In one confrontation between protesters and Basij members, a middle-aged woman wearing a light-blue headscarf and a black coat angrily refused orders to leave. "I'm going to stay here and see how many people you kill today," she told the Basij. A plainclothes agent emerged from the crowd, swore at the woman and took out a pair of handcuffs to arrest her. Other people tried to stop the agent, but Basij members rushed them and beat them with clubs, the witness said.
In addition to protesters, bystanders were caught up in the violence:
At a corner of Republic Street, a main center for printing shops, a young engaged couple fled into an alley to escape a charge by club-wielding security forces. "Why are they attacking me?" the frightened woman cried. "I only came here to print my wedding cards!"

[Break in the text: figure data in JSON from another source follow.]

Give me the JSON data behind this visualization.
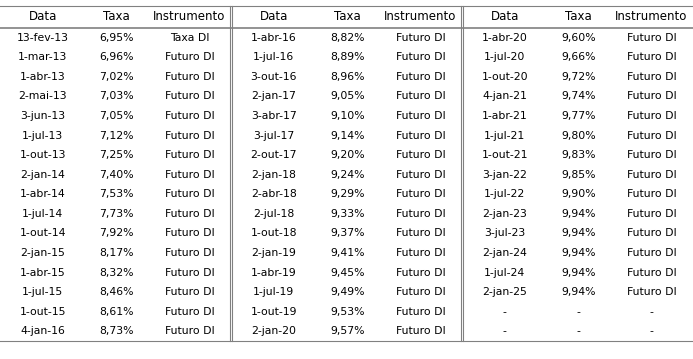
{
  "col1": [
    [
      "13-fev-13",
      "6,95%",
      "Taxa DI"
    ],
    [
      "1-mar-13",
      "6,96%",
      "Futuro DI"
    ],
    [
      "1-abr-13",
      "7,02%",
      "Futuro DI"
    ],
    [
      "2-mai-13",
      "7,03%",
      "Futuro DI"
    ],
    [
      "3-jun-13",
      "7,05%",
      "Futuro DI"
    ],
    [
      "1-jul-13",
      "7,12%",
      "Futuro DI"
    ],
    [
      "1-out-13",
      "7,25%",
      "Futuro DI"
    ],
    [
      "2-jan-14",
      "7,40%",
      "Futuro DI"
    ],
    [
      "1-abr-14",
      "7,53%",
      "Futuro DI"
    ],
    [
      "1-jul-14",
      "7,73%",
      "Futuro DI"
    ],
    [
      "1-out-14",
      "7,92%",
      "Futuro DI"
    ],
    [
      "2-jan-15",
      "8,17%",
      "Futuro DI"
    ],
    [
      "1-abr-15",
      "8,32%",
      "Futuro DI"
    ],
    [
      "1-jul-15",
      "8,46%",
      "Futuro DI"
    ],
    [
      "1-out-15",
      "8,61%",
      "Futuro DI"
    ],
    [
      "4-jan-16",
      "8,73%",
      "Futuro DI"
    ]
  ],
  "col2": [
    [
      "1-abr-16",
      "8,82%",
      "Futuro DI"
    ],
    [
      "1-jul-16",
      "8,89%",
      "Futuro DI"
    ],
    [
      "3-out-16",
      "8,96%",
      "Futuro DI"
    ],
    [
      "2-jan-17",
      "9,05%",
      "Futuro DI"
    ],
    [
      "3-abr-17",
      "9,10%",
      "Futuro DI"
    ],
    [
      "3-jul-17",
      "9,14%",
      "Futuro DI"
    ],
    [
      "2-out-17",
      "9,20%",
      "Futuro DI"
    ],
    [
      "2-jan-18",
      "9,24%",
      "Futuro DI"
    ],
    [
      "2-abr-18",
      "9,29%",
      "Futuro DI"
    ],
    [
      "2-jul-18",
      "9,33%",
      "Futuro DI"
    ],
    [
      "1-out-18",
      "9,37%",
      "Futuro DI"
    ],
    [
      "2-jan-19",
      "9,41%",
      "Futuro DI"
    ],
    [
      "1-abr-19",
      "9,45%",
      "Futuro DI"
    ],
    [
      "1-jul-19",
      "9,49%",
      "Futuro DI"
    ],
    [
      "1-out-19",
      "9,53%",
      "Futuro DI"
    ],
    [
      "2-jan-20",
      "9,57%",
      "Futuro DI"
    ]
  ],
  "col3": [
    [
      "1-abr-20",
      "9,60%",
      "Futuro DI"
    ],
    [
      "1-jul-20",
      "9,66%",
      "Futuro DI"
    ],
    [
      "1-out-20",
      "9,72%",
      "Futuro DI"
    ],
    [
      "4-jan-21",
      "9,74%",
      "Futuro DI"
    ],
    [
      "1-abr-21",
      "9,77%",
      "Futuro DI"
    ],
    [
      "1-jul-21",
      "9,80%",
      "Futuro DI"
    ],
    [
      "1-out-21",
      "9,83%",
      "Futuro DI"
    ],
    [
      "3-jan-22",
      "9,85%",
      "Futuro DI"
    ],
    [
      "1-jul-22",
      "9,90%",
      "Futuro DI"
    ],
    [
      "2-jan-23",
      "9,94%",
      "Futuro DI"
    ],
    [
      "3-jul-23",
      "9,94%",
      "Futuro DI"
    ],
    [
      "2-jan-24",
      "9,94%",
      "Futuro DI"
    ],
    [
      "1-jul-24",
      "9,94%",
      "Futuro DI"
    ],
    [
      "2-jan-25",
      "9,94%",
      "Futuro DI"
    ],
    [
      "-",
      "-",
      "-"
    ],
    [
      "-",
      "-",
      "-"
    ]
  ],
  "headers": [
    "Data",
    "Taxa",
    "Instrumento"
  ],
  "text_color": "#000000",
  "border_color": "#808080",
  "font_size": 7.8,
  "header_font_size": 8.5,
  "n_rows": 16,
  "fig_width": 6.93,
  "fig_height": 3.59,
  "dpi": 100
}
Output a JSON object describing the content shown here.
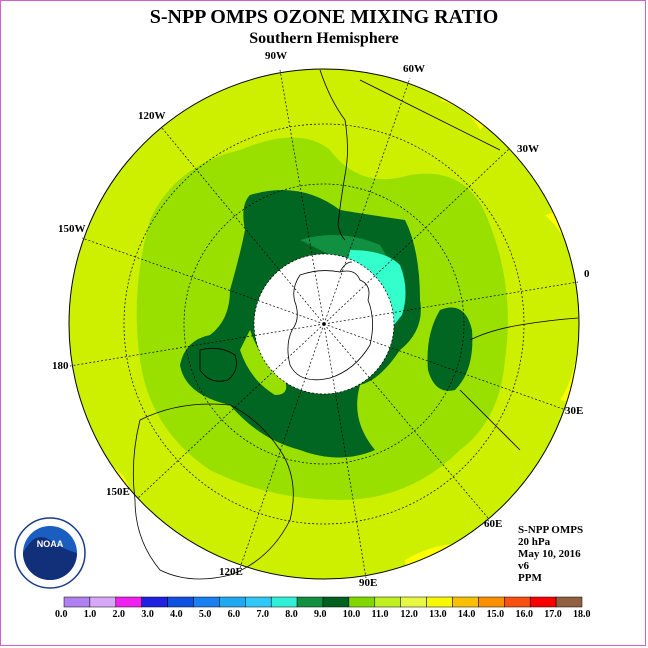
{
  "title": "S-NPP OMPS OZONE MIXING RATIO",
  "subtitle": "Southern Hemisphere",
  "longitude_labels": [
    {
      "id": "lon-90w",
      "text": "90W"
    },
    {
      "id": "lon-60w",
      "text": "60W"
    },
    {
      "id": "lon-120w",
      "text": "120W"
    },
    {
      "id": "lon-30w",
      "text": "30W"
    },
    {
      "id": "lon-150w",
      "text": "150W"
    },
    {
      "id": "lon-0",
      "text": "0"
    },
    {
      "id": "lon-180",
      "text": "180"
    },
    {
      "id": "lon-30e",
      "text": "30E"
    },
    {
      "id": "lon-150e",
      "text": "150E"
    },
    {
      "id": "lon-60e",
      "text": "60E"
    },
    {
      "id": "lon-120e",
      "text": "120E"
    },
    {
      "id": "lon-90e",
      "text": "90E"
    }
  ],
  "info": {
    "instrument": "S-NPP OMPS",
    "level": "20 hPa",
    "date": "May 10, 2016",
    "version": "v6",
    "units": "PPM"
  },
  "logo": {
    "text": "NOAA"
  },
  "colorbar": {
    "ticks": [
      "0.0",
      "1.0",
      "2.0",
      "3.0",
      "4.0",
      "5.0",
      "6.0",
      "7.0",
      "8.0",
      "9.0",
      "10.0",
      "11.0",
      "12.0",
      "13.0",
      "14.0",
      "15.0",
      "16.0",
      "17.0",
      "18.0"
    ],
    "colors": [
      "#b080f0",
      "#d8a8f8",
      "#f020f0",
      "#2020e0",
      "#1050e0",
      "#1880f0",
      "#20a8f0",
      "#30c8f8",
      "#30f0d8",
      "#109040",
      "#006020",
      "#80d800",
      "#c0f020",
      "#e8f840",
      "#f8f800",
      "#f8c000",
      "#f89000",
      "#f85010",
      "#f80000",
      "#906040"
    ]
  },
  "map_colors": {
    "base": "#ccf000",
    "level_11": "#99e000",
    "level_10": "#006622",
    "level_8": "#33ffcc",
    "high": "#ffff00"
  }
}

A new video purporting to be footage from a rally today in Tehran is making the rounds on YouTube. The footage shows a chaotic and violent scene: black smoke billows from a fire burning in the street as a large crowd gathers. In a subsequent clip, an injured, possibly deceased, man is carried by his hands and feet through the streets. Words in Farsi scrolling across the screen (roughly translated by The Post's Tara Bahrampour) refer to "martyrs" killed by the pro-government Basij militia. As with other amateur videos emerging on YouTube from Iran, the footage is unedited and graphic, and The Post cannot vouch for its authenticity.